Michael Smith (born 28 October 1958) is an English former footballer who made nearly 300 appearances in the Football League playing for Lincoln City, Wimbledon, Aldershot and Hartlepool United. He played as a centre half. Between leaving Wimbledon and joining Hartlepool, he spent time with Southern League club Bath City and Seaham Red Star of the Northern League.

==Life and career==
Smith was born in 1958 in Sunderland, where he played football for Lambton Street Boys' Club. In 1977, he was one of four youngsters from that club – the others were Alan Eden, Mick Harford and Keith Laybourne – who signed for Football League Third Division club Lincoln City. Smith made 27 appearances over two seasons, At the end of the 1979–80 season, he joined Wimbledon, newly promoted to the Third Division having joined the Football League only two years before.

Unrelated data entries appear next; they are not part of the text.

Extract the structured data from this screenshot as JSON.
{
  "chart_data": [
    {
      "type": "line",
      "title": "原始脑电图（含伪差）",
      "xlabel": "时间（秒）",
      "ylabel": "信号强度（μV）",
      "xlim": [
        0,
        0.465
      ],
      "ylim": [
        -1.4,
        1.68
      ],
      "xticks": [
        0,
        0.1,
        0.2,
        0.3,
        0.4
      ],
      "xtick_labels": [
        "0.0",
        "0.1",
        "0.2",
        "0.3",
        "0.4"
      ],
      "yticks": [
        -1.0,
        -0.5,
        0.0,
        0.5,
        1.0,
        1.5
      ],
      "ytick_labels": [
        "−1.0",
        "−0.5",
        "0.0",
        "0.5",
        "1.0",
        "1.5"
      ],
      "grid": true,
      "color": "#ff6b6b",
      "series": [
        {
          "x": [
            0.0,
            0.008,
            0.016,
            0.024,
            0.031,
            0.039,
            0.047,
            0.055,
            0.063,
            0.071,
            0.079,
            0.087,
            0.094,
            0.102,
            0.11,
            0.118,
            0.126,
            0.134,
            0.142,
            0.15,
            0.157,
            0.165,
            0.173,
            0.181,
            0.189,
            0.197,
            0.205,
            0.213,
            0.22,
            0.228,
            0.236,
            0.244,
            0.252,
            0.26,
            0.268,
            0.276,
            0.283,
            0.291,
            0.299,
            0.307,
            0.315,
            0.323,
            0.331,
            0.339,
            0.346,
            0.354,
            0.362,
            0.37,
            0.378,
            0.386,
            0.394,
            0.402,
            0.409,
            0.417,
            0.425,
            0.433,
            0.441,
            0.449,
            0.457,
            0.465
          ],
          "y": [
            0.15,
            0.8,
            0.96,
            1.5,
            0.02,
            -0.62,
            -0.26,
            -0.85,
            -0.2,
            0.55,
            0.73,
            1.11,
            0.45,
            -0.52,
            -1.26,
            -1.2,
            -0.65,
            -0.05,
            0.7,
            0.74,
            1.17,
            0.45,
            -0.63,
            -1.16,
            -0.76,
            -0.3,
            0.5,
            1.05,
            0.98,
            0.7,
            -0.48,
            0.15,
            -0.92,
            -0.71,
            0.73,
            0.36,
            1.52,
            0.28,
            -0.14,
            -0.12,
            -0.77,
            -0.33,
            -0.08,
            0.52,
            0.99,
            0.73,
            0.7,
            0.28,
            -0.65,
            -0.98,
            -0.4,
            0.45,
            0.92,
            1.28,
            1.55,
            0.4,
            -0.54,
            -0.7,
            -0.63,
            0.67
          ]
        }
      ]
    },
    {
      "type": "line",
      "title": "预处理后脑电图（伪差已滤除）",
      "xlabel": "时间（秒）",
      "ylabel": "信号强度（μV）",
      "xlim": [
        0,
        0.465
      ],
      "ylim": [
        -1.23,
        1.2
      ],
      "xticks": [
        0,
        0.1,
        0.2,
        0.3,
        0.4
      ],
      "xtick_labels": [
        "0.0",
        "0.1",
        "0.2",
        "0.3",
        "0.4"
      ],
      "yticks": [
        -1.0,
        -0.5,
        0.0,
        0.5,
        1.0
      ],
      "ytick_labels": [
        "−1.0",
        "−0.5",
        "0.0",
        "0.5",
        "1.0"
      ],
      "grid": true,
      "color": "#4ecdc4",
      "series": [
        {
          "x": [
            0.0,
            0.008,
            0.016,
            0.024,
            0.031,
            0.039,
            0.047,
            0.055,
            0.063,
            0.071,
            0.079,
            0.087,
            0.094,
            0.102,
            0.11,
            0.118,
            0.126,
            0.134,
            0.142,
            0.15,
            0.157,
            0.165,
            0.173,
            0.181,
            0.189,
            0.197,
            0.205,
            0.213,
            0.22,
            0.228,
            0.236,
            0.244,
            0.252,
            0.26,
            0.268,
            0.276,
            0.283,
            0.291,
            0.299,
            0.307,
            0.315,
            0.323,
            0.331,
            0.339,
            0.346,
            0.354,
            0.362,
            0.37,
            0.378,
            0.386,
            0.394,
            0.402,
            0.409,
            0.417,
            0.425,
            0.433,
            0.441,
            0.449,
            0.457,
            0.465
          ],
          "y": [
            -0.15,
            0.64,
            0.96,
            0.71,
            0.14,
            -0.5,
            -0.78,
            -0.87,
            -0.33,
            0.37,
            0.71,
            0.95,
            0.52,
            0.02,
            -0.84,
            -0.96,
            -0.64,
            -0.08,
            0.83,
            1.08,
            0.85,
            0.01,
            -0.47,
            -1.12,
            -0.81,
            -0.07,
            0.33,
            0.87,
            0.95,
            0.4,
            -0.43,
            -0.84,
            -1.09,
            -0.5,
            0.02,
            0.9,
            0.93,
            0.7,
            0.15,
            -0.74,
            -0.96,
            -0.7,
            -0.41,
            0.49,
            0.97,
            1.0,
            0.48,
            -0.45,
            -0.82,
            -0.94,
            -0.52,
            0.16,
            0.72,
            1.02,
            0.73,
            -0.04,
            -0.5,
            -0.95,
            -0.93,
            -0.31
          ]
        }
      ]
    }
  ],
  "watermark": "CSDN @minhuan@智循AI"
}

He was a mainstay of the Wimbledon team for several seasons as they were twice relegated to the Fourth Division before working their way up the league to gain promotion to the First Division in 1986. According to Dave Bassett and Wally Downes in the book The Crazy Gang, Smith "simply enjoyed being a typical son-of-the-soil centre-half who went in, got the ball and cleared it." He played little in the top flight because of injury, and retired from football in 1988.

After making a partial recovery, Smith signed for Bath City of the Southern League during the 1988–89 season, and became their player of the year. He and the club failed to agree terms for the next season, so he returned to the north-east of England. After a short period with Seaham Red Star of the Northern League, he joined Hartlepool United, and made a major contribution to the club's successful fight against relegation from the Football League. The following year, he was part of the Hartlepool team that won promotion to the Third Division for the first time since 1968.

Smith was youth team manager of Hartlepool for two years, from 1998 to 2000.